A new study shows that the brightness of light matters more than its color.
Reviewed by Gary Drevitch
KEY POINTS
Researchers exposed healthy subjects to blue, yellow, and white light for an hour before bed.
The color of light made no difference to participants’ level of drowsiness or sleep quality.
Light-sensitive ganglion cells in the eye, not color-producing cone cells, affect circadian rhythm.
SHVETS Production / PexelsA woman and man lie in bed in the dark reading from digital devices.SHVETS Production / Pexels
If you put a blue light filter on your phone in the evenings to wind down before sleep, it might not be helping as much as you think.
Most smartphones, tablets, and other devices offer night settings that change the color temperature of the light they emit over the course of the day, from cool blue tones while the sun is up to warmer yellow tones after dark. This function is a response to research suggesting that exposure to blue light in the evenings can negatively affect sleep quality by disrupting the brain’s circadian rhythm, the internal clock that regulates our sleep-wake cycle.
But a new study from the University of Basel and the Technical University of Munich has shown that the color of light may not have as much of an impact on sleep as previously believed.
The Anatomy of Vision
There are three types of photoreceptors (cells that detect light) in the human eye: rods, cones, and light-sensitive ganglion cells (ipRGCs).

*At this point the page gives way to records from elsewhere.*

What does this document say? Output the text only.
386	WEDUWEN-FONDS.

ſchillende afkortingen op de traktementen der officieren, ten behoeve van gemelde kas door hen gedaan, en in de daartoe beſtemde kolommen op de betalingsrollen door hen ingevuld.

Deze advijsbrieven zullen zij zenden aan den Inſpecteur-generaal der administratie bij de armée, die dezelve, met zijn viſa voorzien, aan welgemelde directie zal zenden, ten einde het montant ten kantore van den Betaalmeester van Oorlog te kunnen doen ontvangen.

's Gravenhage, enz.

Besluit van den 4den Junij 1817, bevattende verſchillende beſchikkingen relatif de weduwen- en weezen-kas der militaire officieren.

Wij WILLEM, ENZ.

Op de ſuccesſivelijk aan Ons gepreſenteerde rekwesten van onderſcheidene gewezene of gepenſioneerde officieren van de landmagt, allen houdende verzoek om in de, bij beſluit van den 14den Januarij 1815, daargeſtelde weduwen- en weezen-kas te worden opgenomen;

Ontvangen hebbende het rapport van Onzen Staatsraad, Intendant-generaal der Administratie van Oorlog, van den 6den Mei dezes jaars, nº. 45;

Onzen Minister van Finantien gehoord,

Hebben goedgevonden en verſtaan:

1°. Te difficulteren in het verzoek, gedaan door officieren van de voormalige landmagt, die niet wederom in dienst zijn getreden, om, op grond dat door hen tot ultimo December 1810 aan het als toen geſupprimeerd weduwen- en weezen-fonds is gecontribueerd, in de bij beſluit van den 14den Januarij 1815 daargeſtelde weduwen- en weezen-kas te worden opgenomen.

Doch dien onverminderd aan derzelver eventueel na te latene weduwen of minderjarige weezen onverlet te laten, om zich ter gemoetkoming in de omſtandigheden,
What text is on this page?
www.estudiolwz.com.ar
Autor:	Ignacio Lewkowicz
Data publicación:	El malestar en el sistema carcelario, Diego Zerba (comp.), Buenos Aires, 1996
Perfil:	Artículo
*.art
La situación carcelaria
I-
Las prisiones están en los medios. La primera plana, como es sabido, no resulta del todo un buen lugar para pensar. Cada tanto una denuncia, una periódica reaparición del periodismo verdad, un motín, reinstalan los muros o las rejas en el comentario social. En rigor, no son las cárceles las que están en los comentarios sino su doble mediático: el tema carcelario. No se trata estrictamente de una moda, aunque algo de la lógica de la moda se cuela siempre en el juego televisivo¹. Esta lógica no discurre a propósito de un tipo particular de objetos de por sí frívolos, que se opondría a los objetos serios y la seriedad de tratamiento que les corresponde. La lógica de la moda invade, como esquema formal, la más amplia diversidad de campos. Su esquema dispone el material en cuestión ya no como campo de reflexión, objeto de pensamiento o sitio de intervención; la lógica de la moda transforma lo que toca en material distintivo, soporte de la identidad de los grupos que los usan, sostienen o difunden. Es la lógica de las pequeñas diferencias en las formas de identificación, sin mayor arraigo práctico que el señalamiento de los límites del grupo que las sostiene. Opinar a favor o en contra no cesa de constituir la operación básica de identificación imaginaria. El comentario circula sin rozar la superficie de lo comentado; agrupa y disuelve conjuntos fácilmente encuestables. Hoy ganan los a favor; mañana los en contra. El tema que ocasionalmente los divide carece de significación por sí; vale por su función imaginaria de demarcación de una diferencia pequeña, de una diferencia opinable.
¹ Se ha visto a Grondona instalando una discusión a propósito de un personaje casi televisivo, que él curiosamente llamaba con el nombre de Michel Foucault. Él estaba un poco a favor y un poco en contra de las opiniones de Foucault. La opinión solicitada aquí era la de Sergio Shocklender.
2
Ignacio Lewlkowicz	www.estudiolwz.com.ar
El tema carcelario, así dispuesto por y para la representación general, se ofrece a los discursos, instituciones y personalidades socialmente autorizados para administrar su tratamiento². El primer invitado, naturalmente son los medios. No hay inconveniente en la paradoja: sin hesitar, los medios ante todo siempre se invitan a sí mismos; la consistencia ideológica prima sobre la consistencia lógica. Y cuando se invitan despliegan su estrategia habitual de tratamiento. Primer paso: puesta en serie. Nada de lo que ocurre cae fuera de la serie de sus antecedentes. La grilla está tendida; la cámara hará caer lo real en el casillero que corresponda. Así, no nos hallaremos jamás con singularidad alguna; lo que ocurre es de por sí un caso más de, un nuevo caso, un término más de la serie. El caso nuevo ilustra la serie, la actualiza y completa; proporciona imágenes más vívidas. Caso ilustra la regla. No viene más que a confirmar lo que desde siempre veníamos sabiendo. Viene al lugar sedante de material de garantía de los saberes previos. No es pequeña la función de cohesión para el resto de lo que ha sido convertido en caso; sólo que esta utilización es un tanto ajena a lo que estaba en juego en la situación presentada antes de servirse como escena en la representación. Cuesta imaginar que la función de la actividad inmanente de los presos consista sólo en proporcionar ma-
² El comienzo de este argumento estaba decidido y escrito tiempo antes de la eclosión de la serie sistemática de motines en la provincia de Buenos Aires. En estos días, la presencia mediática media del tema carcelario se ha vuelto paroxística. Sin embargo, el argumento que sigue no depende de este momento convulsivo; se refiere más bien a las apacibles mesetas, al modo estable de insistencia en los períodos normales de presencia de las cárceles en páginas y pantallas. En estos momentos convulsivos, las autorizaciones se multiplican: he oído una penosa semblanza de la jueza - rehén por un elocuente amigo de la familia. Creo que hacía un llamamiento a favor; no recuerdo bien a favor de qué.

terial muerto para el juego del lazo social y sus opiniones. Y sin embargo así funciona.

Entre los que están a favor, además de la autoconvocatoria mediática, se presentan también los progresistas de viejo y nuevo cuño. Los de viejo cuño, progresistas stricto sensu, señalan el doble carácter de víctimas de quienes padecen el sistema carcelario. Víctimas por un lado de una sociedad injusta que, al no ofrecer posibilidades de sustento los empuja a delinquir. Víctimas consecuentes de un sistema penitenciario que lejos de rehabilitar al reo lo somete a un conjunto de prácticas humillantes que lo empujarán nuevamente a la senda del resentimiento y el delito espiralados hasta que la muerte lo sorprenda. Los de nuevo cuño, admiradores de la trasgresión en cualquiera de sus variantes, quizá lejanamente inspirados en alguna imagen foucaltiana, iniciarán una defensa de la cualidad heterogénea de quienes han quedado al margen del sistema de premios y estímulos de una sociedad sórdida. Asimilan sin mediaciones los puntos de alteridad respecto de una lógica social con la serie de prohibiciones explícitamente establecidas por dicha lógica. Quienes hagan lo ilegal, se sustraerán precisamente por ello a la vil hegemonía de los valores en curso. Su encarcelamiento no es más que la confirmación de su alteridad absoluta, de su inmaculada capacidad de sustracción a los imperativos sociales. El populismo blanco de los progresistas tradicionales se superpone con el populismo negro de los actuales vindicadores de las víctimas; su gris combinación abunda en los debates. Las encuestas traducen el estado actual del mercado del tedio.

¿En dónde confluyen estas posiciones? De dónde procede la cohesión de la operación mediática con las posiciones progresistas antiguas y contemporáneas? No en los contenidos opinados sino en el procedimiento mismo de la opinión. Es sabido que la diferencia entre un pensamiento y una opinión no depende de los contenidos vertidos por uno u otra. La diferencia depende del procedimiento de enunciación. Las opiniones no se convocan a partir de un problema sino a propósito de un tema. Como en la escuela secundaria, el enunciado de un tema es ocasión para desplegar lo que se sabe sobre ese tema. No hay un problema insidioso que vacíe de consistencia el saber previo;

Rods and cones contribute to vision by transforming light into electrical impulses that are relayed to the brain’s visual cortex. Cone cells activate in bright light conditions and come in three subtypes that respond to different wavelengths of light: short, medium, and long. The brain converts the signals from short-wavelength cones into the color blue, medium-wavelength cones into green, and long-wavelength cones into red.
Rod cells only activate in low-light conditions and aren’t sensitive to different wavelengths of light, so the brain translates their signals into shades of gray. This is why we can’t make out colors in dim light.
Light-sensitive ganglion cells, on the other hand, don’t play a role in visual perception. Instead, they provide information to the brain on light intensity. They not only help adjust pupil dilation to match ambient light conditions, but also synchronize our circadian rhythms by indicating to the brain when it’s daytime.
In addition to detecting light on their own, light-sensitive ganglion cells receive input from cone cells, which means they could be affected by the perceived color of light.
Is Blue Light Bad Before Bed?
To determine whether blue light exposure worsens sleep, researchers exposed 16 healthy subjects to three different light conditions for one hour before bedtime: a blue-toned light, a yellow-toned light, and a white light as a control.
The lights were designed in such a way that they would activate different cone cells but stimulate light-sensitive ganglion cells equally. Any difference in participants’ sleep cycles could then be directly linked to the color information processed by the cones.
To achieve these precise physiological conditions, the researchers manipulated the intensity of each hue of light. Light-sensitive ganglion cells are most responsive to short-wavelength light, so, to even out the cells’ reactions, the yellow-toned light was brighter (123.5 lux, similar to the average family room) and the blue-toned light dimmer (67.0 lux, something like bedroom mood lighting).
After the light exposure, researchers took various measures of each subject’s drowsiness and sleep quality – testing their reaction times, tracking how long it took them to fall asleep, and assessing the depth of their sleep at the beginning of the night. Researchers also asked each participant how sleepy they felt, from a subjective point of view.
In the end, the three different lighting conditions had no effect on participants’ sleep.
“We found no evidence that the variation of light color along a blue-yellow dimension plays a relevant role for the human internal clock or sleep,” says Christine Blume, lead study author and post-doctoral researcher at the University of Basel’s Centre for Chronobiology. “Rather, our results support the findings of many other studies that the light-sensitive ganglion cells are most important for the human internal clock.”
The study suggests that what matters is the brightness of light relative to its wavelength. The color you perceive is irrelevant.
So does that mean the Night Shift function on your phone is useless?
Though another study has shown that warm-light screen settings don’t actually improve sleep quality, Blume says we shouldn’t do away with them just yet. Most night options on electronic devices change not only the color temperature of the light they emit but also its intensity, which does have an impact on sleep.
“Technologically, it is possible to reduce the short-wavelength proportions even without color adjustment of the display; however this has not yet been implemented in commercial mobile phone displays,” she says.
But for the very best sleep quality, Blume advises, put your phone away well before bedtime.